We used to have a great USPS postman, but he's apparently either changed routes or left USPS. We now have a young kid with an attitude, and he is less than totally reliable.


----------



## butcherman (Dec 27, 2016)

I guess I am the fortunate one. 
I live in a rural area and know both the USPS and UPS drivers and they deliver right to my door. The UPS driver brings it to the door , knocks and then leaves. Does not wait for anyone to answer. But he just sets the package down, does not throw it or drop it.
So far good luck with Amazon Prime. Everything has made it on time (Two Days - unless marked differently) and no damaged packages so far.
As far as things being marked shipped, I see what you guys are saying, I just don't agree with it.


----------



## CTValleyRR (Jul 26, 2014)

butcherman said:


> I guess I am the fortunate one.
> I live in a rural area and know both the USPS and UPS drivers and they deliver right to my door. The UPS driver brings it to the door , knocks and then leaves. Does not wait for anyone to answer. But he just sets the package down, does not throw it or drop it.
> So far good luck with Amazon Prime. Everything has made it on time (Two Days - unless marked differently) and no damaged packages so far.
> As far as things being marked shipped, I see what you guys are saying, I just don't agree with it.

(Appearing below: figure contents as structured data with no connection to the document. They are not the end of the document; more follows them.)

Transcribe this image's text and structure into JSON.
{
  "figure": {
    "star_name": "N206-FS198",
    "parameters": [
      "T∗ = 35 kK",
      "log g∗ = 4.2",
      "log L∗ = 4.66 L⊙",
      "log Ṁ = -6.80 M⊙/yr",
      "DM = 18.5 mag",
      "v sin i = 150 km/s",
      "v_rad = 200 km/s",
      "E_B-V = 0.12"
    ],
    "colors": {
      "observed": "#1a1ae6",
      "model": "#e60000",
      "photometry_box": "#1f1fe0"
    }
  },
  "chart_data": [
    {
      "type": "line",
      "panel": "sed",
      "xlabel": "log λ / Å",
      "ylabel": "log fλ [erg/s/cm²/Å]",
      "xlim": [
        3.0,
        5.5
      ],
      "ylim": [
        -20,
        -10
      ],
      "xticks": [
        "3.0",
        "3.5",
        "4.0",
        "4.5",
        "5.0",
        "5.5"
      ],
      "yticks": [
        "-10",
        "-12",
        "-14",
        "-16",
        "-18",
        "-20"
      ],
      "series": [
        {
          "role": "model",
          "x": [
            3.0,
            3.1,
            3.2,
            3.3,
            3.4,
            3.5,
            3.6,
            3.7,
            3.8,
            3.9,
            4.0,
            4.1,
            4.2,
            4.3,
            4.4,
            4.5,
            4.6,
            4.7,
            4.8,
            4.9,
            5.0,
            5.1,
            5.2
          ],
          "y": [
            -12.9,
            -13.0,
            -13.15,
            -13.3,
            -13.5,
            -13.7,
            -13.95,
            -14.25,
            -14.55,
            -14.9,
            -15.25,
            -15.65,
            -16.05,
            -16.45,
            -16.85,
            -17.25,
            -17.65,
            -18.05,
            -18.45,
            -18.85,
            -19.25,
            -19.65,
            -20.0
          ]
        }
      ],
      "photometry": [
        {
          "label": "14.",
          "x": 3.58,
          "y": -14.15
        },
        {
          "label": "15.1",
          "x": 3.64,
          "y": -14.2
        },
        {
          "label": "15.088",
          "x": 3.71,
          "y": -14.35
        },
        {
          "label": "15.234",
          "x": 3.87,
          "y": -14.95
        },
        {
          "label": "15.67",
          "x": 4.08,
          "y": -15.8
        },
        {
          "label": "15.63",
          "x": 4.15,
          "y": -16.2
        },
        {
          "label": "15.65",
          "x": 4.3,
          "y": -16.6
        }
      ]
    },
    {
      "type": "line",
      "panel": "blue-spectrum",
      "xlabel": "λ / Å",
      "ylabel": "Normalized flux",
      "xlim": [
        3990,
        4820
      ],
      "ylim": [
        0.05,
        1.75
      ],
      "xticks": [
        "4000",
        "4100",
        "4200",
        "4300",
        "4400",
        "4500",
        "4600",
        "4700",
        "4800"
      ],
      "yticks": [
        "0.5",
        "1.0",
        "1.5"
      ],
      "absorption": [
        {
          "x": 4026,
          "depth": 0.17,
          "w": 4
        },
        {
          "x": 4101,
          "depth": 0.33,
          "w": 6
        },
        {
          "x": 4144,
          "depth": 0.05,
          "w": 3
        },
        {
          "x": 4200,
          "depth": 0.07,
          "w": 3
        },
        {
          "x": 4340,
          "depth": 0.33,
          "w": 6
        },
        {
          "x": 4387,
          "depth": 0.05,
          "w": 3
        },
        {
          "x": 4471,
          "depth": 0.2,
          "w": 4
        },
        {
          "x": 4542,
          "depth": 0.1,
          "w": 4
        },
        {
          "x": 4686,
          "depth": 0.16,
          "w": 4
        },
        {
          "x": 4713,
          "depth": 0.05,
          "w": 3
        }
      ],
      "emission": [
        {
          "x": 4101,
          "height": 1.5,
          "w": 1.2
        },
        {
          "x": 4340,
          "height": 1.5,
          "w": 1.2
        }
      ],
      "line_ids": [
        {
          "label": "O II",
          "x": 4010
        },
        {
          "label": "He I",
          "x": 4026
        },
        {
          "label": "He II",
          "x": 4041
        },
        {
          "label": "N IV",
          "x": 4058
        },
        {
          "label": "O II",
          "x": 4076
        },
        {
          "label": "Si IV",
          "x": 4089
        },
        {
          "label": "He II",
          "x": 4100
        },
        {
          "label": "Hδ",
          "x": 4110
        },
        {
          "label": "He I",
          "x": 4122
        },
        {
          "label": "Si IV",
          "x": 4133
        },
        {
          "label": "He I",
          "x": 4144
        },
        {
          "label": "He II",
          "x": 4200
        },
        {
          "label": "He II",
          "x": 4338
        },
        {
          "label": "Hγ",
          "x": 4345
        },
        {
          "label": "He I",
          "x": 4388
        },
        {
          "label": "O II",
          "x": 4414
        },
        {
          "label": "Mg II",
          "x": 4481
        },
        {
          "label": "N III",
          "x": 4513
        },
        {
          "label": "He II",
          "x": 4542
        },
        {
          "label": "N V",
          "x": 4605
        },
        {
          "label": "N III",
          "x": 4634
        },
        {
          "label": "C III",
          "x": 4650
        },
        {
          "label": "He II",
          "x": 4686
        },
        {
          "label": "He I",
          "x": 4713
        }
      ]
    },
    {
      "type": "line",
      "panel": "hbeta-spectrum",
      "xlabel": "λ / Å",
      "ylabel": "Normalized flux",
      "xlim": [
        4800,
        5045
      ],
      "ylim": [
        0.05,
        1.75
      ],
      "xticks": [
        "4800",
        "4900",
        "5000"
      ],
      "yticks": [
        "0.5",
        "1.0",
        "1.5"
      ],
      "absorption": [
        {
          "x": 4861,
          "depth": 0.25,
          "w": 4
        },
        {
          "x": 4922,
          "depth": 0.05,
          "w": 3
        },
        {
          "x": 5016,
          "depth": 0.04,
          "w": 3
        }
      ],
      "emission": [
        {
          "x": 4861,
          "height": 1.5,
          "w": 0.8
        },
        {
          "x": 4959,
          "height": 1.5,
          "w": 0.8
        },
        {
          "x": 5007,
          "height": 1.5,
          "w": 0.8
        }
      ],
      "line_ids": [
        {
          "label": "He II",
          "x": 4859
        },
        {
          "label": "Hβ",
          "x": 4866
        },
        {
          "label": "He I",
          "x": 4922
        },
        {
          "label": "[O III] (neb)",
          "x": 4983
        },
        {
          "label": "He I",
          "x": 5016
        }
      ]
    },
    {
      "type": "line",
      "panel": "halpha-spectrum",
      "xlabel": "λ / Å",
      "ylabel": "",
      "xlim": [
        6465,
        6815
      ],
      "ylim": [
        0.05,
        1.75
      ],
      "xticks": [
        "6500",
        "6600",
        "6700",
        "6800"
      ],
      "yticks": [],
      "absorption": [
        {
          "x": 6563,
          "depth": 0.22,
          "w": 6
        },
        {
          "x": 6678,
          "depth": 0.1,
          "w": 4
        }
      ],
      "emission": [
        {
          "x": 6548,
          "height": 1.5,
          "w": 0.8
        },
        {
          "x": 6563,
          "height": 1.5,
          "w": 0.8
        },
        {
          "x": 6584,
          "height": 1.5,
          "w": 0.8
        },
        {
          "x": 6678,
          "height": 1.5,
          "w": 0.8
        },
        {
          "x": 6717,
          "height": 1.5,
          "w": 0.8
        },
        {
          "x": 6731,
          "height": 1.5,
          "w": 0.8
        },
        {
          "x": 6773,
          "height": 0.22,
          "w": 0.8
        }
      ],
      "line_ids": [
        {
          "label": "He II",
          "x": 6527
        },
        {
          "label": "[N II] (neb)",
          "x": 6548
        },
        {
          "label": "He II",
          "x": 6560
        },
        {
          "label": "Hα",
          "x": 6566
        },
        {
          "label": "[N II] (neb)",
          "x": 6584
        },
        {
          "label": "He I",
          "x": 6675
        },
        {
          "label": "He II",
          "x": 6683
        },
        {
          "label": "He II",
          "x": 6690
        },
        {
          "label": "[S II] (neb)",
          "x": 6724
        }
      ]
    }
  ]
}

My UPS and Fedex drivers are excellent, as is the weekeday USPS person. The weekend postal workers are jerks, though. I have had several packages marked as "Undeliverable -- no response". When I called to complain, I was informed that the driver stopped in the street (120 yards from the door) and blew the horn. Yeah right. After the 3rd time (a critical certified letter delivered -- not, actually -- in a snow storm; forcing me to drive to the post office in the snow); a call to the postmaster seems to have fixed the problem.

I didn't mean to impugn your knowledge of how the postal system works, but not liking the way something works when you can't change it is needless frustration, and complaining about it just raises your blood pressure unnecessarily. If you don't like the inherent delays between the shipping status and the package's physical presence in the shipping system, you are free to pay the premium charges for special handling.


----------



## butcherman (Dec 27, 2016)

CTValleyRR,
Wow - he sat at the street and blew the horn. If I had done that back when I was a carrier (70's) I would have been in deep trouble. I was both a carrier then became a clerk when I moved back up north. I retired 15 years ago. The USPS sure isn't what it used to be. True customer service is going downhill.
Understand what you said about frustration. Sure not good for the health. Need to just sit back and enjoy my trains while waiting for my package to arrive


----------



## Lemonhawk (Sep 24, 2013)

I'm with bucherman on this. UPS, USPS, FEX all do a terrific job around here. I don'e recall problems when living out in the country either, but that was 15 years ago and a lot has changed since then.


----------



## rogruth (Mar 6, 2012)

My several dealings with Model Train Stuff have been without problems and delivery time was reasonable.

IMHO the basic problems with the USPS are not in the local PO
but come from above. Our delivery person brings stuff to our 
carport when necessary.

UPS seems to be a little more reliable than FedEx in this area.
We have not had problems with either.


----------